I clenched my jaw to hold back my tears. From behind the wooden door that led out to the back of the shop, big, clomping footsteps signified the presence of a small child. The Jizo lady grinned, offering a half-hearted apology as she wrapped our little Jizos carefully in tissue paper.
We left the shop, and my tears began to fall onto the Gion pavement.
I love my Jizo. She has little whiskers, and a red scarf and hat. She sits on my desk alongside two Daruma and a The Legend of Zelda Korok notepad I use to leave tiny notes for my husband in unexpected places. There’s a lightness now, that I feel when I look into her inky black-dot eyes. A hope that wasn’t there before.

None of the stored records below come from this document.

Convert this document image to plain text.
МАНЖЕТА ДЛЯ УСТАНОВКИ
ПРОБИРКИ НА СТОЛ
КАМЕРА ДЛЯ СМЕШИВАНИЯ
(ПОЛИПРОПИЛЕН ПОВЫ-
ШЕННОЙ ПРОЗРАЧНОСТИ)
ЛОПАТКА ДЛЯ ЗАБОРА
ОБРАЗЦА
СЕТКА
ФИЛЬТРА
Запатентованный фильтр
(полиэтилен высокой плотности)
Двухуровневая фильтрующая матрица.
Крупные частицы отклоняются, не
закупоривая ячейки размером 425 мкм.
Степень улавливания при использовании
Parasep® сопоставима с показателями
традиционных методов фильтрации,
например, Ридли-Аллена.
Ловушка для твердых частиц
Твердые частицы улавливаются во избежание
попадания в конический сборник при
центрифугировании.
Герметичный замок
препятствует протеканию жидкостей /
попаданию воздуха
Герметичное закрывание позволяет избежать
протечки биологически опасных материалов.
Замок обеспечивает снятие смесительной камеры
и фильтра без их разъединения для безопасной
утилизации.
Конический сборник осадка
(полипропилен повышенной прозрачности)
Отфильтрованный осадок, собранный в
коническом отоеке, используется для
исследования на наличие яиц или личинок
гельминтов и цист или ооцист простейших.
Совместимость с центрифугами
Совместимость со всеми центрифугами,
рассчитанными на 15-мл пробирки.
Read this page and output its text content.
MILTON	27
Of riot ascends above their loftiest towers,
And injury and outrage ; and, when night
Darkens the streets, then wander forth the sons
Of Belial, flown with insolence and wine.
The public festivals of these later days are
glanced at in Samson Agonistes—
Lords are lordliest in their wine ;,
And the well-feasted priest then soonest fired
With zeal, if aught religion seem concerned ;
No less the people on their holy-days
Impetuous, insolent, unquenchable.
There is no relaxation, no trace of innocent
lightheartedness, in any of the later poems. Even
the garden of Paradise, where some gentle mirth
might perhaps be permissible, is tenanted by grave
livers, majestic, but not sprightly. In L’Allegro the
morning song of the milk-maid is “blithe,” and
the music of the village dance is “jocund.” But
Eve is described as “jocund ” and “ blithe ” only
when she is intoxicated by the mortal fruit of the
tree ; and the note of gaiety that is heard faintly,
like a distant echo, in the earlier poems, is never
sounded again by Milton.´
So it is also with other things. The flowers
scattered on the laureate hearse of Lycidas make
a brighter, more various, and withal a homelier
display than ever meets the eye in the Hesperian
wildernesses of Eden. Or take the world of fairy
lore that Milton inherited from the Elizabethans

But I’m angry, too – dejected, exhausted and fucking furious – that I travelled halfway around the world to find a moments’ validation. That where I’m from, miscarriages are punch lines or plot twists; women like me, held at arm’s length, examined and pitied.
For me, there is no alternate path.
And although I’m statistically predisposed to stumbling – practically
guaranteed, now, to slip and fall along the way –
for as long as I’m able, I’ll search the skies for another rainbow.
And offer up every last coin I have to Jizo.